Millions of Americans are currently relying on the supplemental unemployment program, and polling indicates it’s relatively popular. While Democrats can point to the bill that House passed in May, Republicans, particularly those facing tough reelection campaigns, have no such legislation to tout on the campaign trail. Arizona’s Martha McSally, Maine’s Susan Collins, Montana’s Steve Daines, and Colorados Cory Gardner will likely have to answer why their party failed to prevent the lapse.

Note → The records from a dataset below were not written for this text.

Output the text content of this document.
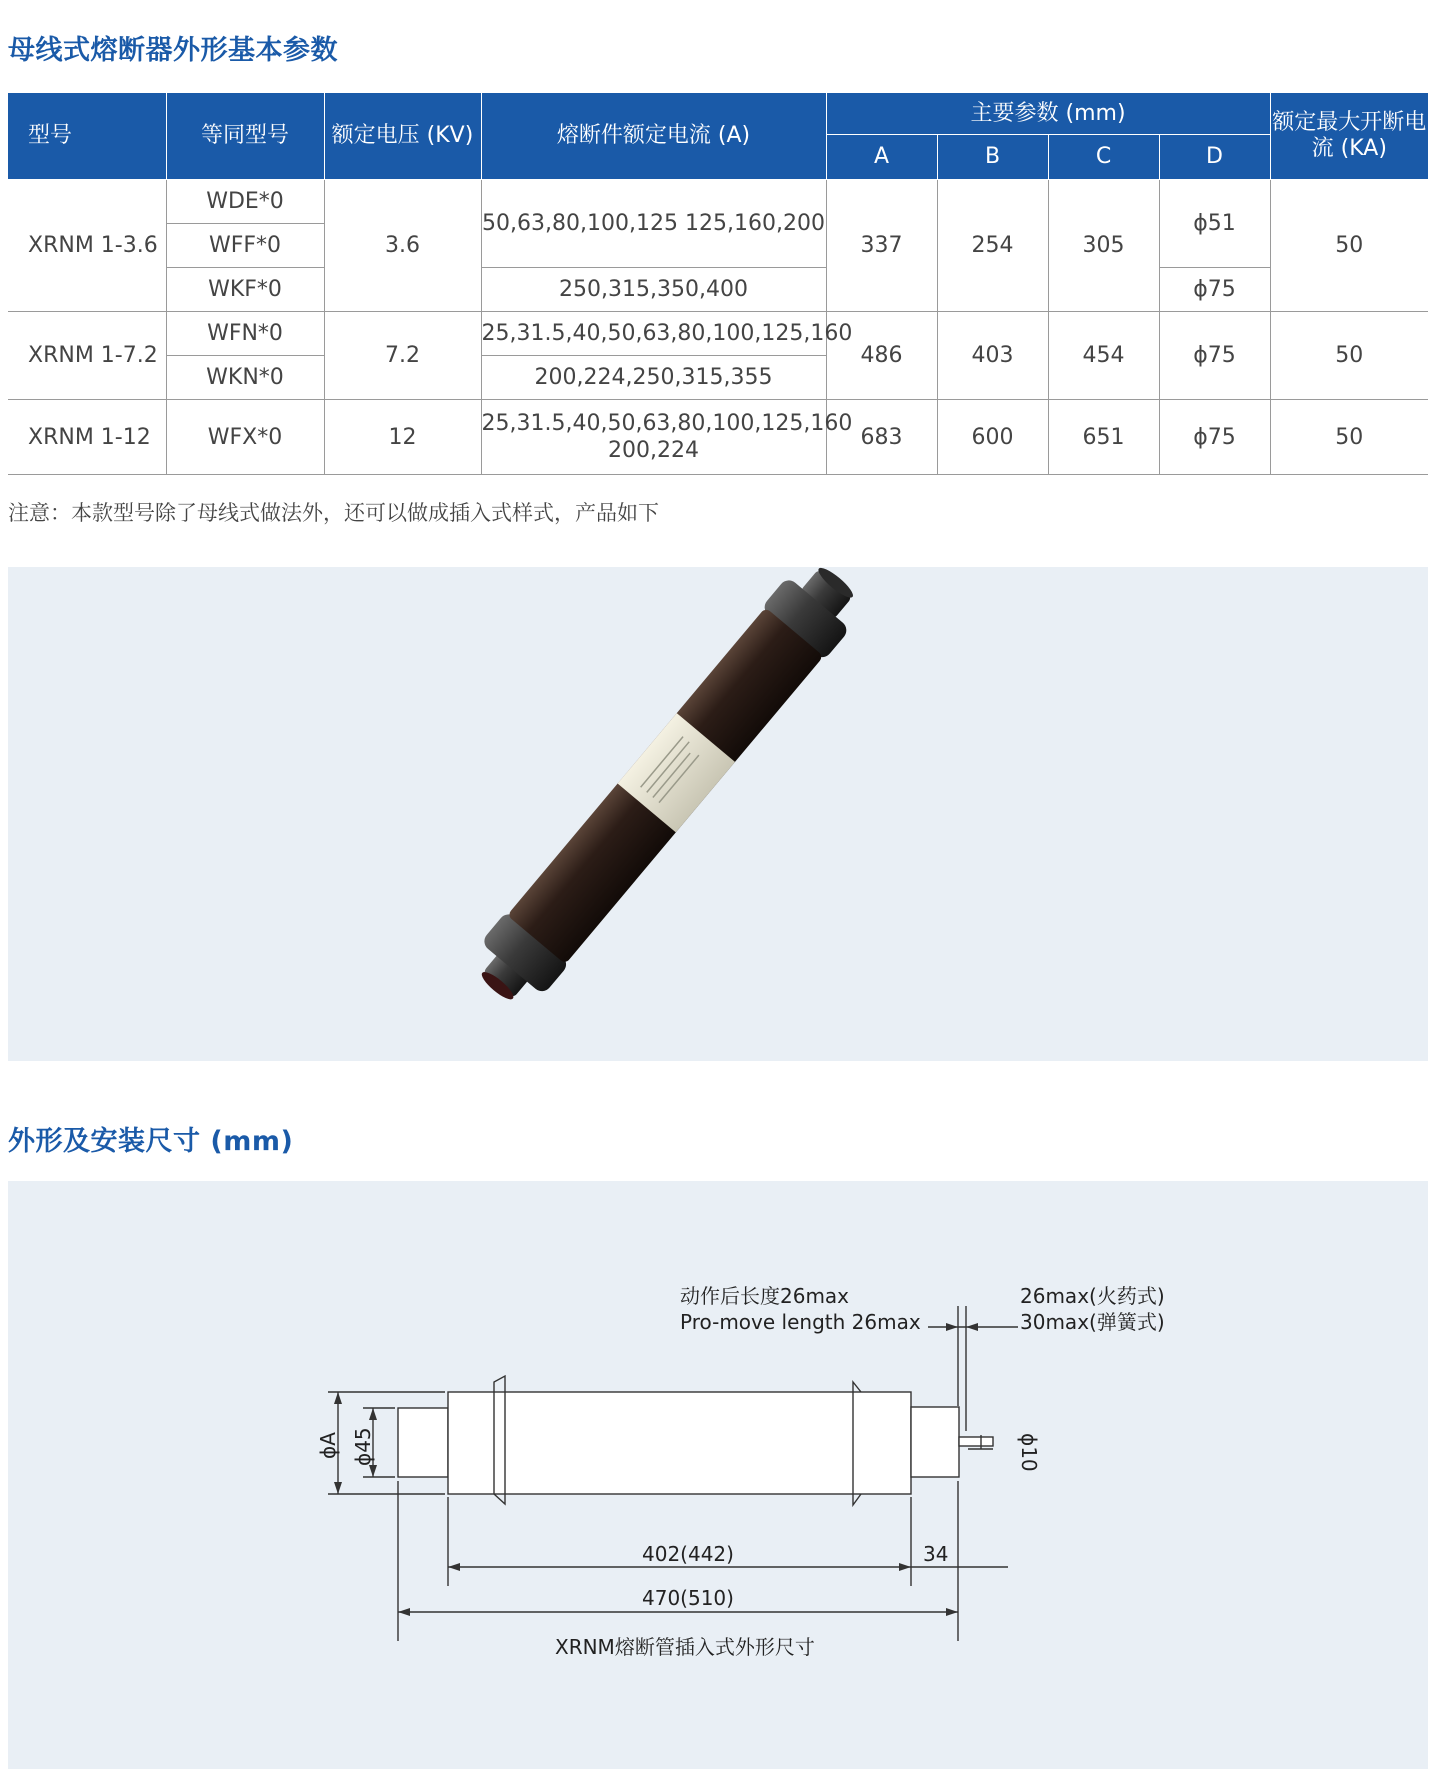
母线式熔断器外形基本参数
型号	等同型号	额定电压 (KV)	熔断件额定电流 (A)	主要参数 (mm)				额定最大开断电流 (KA)
				A	B	C	D	
XRNM 1-3.6	WDE*0	3.6	50,63,80,100,125 125,160,200	337	254	305	ϕ51	50
	WFF*0							
	WKF*0		250,315,350,400				ϕ75	
XRNM 1-7.2	WFN*0	7.2	25,31.5,40,50,63,80,100,125,160	486	403	454	ϕ75	50
	WKN*0		200,224,250,315,355					
XRNM 1-12	WFX*0	12	25,31.5,40,50,63,80,100,125,160 200,224	683	600	651	ϕ75	50

注意：本款型号除了母线式做法外，还可以做成插入式样式，产品如下

外形及安装尺寸 (mm)
动作后长度26max
Pro-move length 26max
26max(火药式)
30max(弹簧式)
ϕA ϕ45	ϕ10
402(442)	34
470(510)
XRNM熔断管插入式外形尺寸
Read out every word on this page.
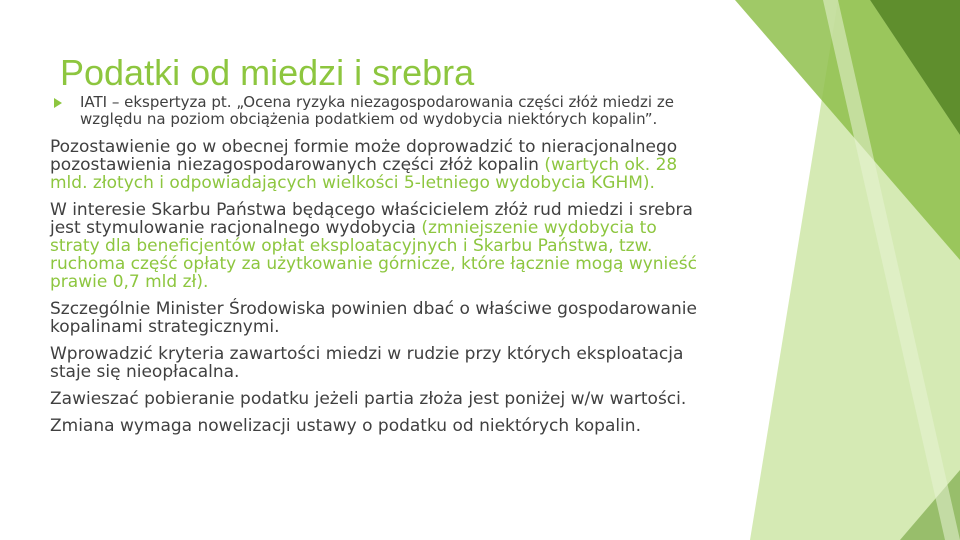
Podatki od miedzi i srebra
IATI – ekspertyza pt. „Ocena ryzyka niezagospodarowania części złóż miedzi ze względu na poziom obciążenia podatkiem od wydobycia niektórych kopalin”.

Pozostawienie go w obecnej formie może doprowadzić to nieracjonalnego pozostawienia niezagospodarowanych części złóż kopalin (wartych ok. 28 mld. złotych i odpowiadających wielkości 5-letniego wydobycia KGHM).

W interesie Skarbu Państwa będącego właścicielem złóż rud miedzi i srebra jest stymulowanie racjonalnego wydobycia (zmniejszenie wydobycia to straty dla beneficjentów opłat eksploatacyjnych i Skarbu Państwa, tzw. ruchoma część opłaty za użytkowanie górnicze, które łącznie mogą wynieść prawie 0,7 mld zł).

Szczególnie Minister Środowiska powinien dbać o właściwe gospodarowanie kopalinami strategicznymi.

Wprowadzić kryteria zawartości miedzi w rudzie przy których eksploatacja staje się nieopłacalna.

Zawieszać pobieranie podatku jeżeli partia złoża jest poniżej w/w wartości.

Zmiana wymaga nowelizacji ustawy o podatku od niektórych kopalin.
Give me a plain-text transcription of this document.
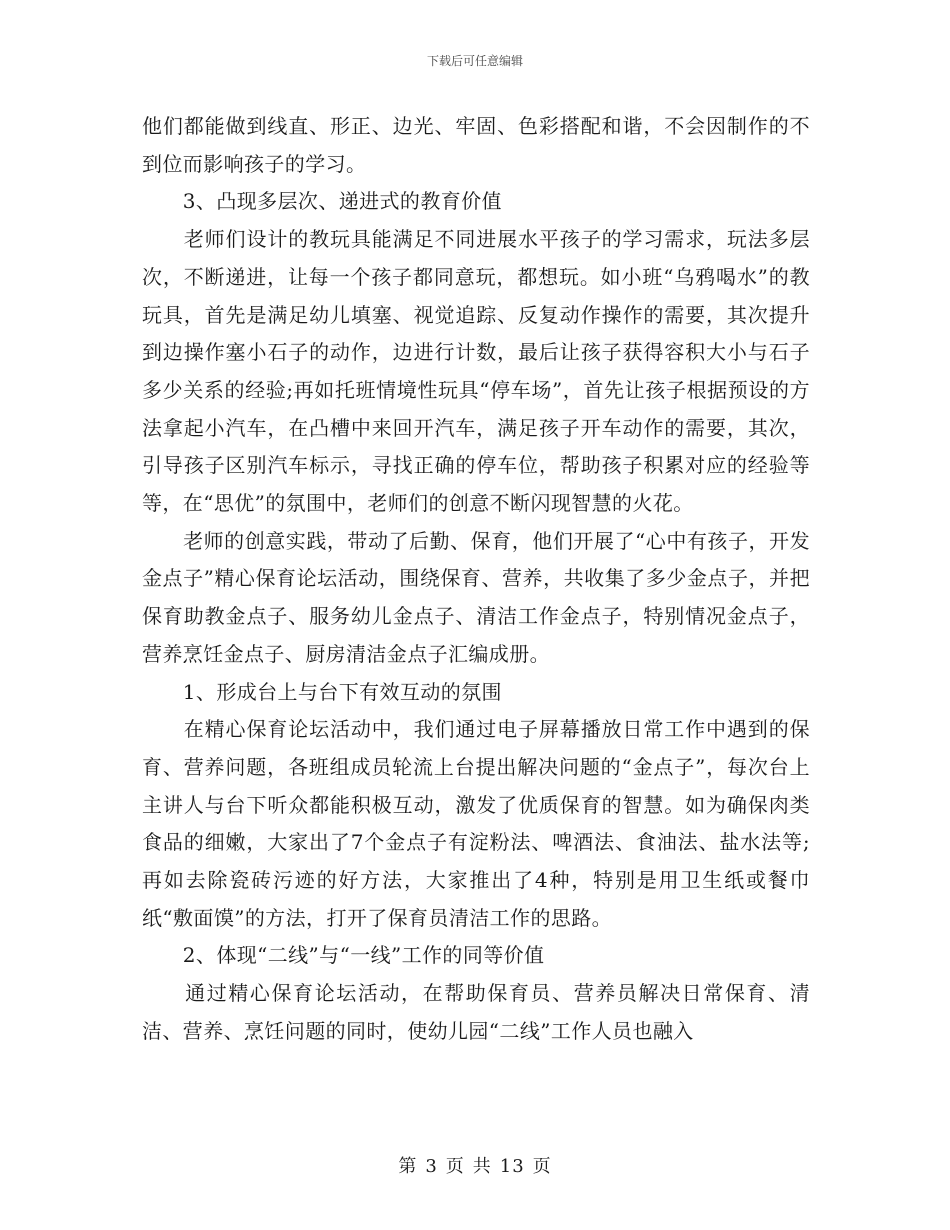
下载后可任意编辑

他们都能做到线直、形正、边光、牢固、色彩搭配和谐，不会因制作的不到位而影响孩子的学习。

　　3、凸现多层次、递进式的教育价值

　　老师们设计的教玩具能满足不同进展水平孩子的学习需求，玩法多层次，不断递进，让每一个孩子都同意玩，都想玩。如小班“乌鸦喝水”的教玩具，首先是满足幼儿填塞、视觉追踪、反复动作操作的需要，其次提升到边操作塞小石子的动作，边进行计数，最后让孩子获得容积大小与石子多少关系的经验;再如托班情境性玩具“停车场”，首先让孩子根据预设的方法拿起小汽车，在凸槽中来回开汽车，满足孩子开车动作的需要，其次，引导孩子区别汽车标示，寻找正确的停车位，帮助孩子积累对应的经验等等，在“思优”的氛围中，老师们的创意不断闪现智慧的火花。

　　老师的创意实践，带动了后勤、保育，他们开展了“心中有孩子，开发金点子”精心保育论坛活动，围绕保育、营养，共收集了多少金点子，并把保育助教金点子、服务幼儿金点子、清洁工作金点子，特别情况金点子，营养烹饪金点子、厨房清洁金点子汇编成册。

　　1、形成台上与台下有效互动的氛围

　　在精心保育论坛活动中，我们通过电子屏幕播放日常工作中遇到的保育、营养问题，各班组成员轮流上台提出解决问题的“金点子”，每次台上主讲人与台下听众都能积极互动，激发了优质保育的智慧。如为确保肉类食品的细嫩，大家出了7个金点子有淀粉法、啤酒法、食油法、盐水法等;再如去除瓷砖污迹的好方法，大家推出了4种，特别是用卫生纸或餐巾纸“敷面馍”的方法，打开了保育员清洁工作的思路。

　　2、体现“二线”与“一线”工作的同等价值

　　通过精心保育论坛活动，在帮助保育员、营养员解决日常保育、清洁、营养、烹饪问题的同时，使幼儿园“二线”工作人员也融入

第 3 页 共 13 页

Gardner and Daines’ office did not respond to request for comment. Collins and Gardner have said in recent days they do not think the $600 is necessary going forward. Collins’ office said in a statement that she supports expanded insurance, but that “recipients should not receive more through unemployment compensation than they were previously earning.” McSally’s office also said in a statement that she supports expanded unemployment insurance but did not specify what that would look like.
Democrats are already citing the standoff in local political ads. The first ad Senate Majority Pac, a Super PAC that works to elect Democratic Senators, ran in Montana in May focused on Daines’ initial opposition to expanded unemployment insurance before the CARES Act passed in March. “Daines gave trillions in tax breaks to big corporations but pushed cuts to Medicare opposed emergency paid sick leave, and even tried to limit unemployment benefits for those thrown out of work by the Coronavirus,” a voice in the ad intones.
Democrats plan to continue to capitalize on the Republicans’ failure to pass their own version of a relief bill. “Senate Republicans and Trump are failing to act as the economy tanks in the middle a poorly handled pandemic,” said a Democratic aide working on Senate races who requested anonymity to discuss campaign strategy on a bill still being negotiated. “We will continue to hold their feet to the fire.”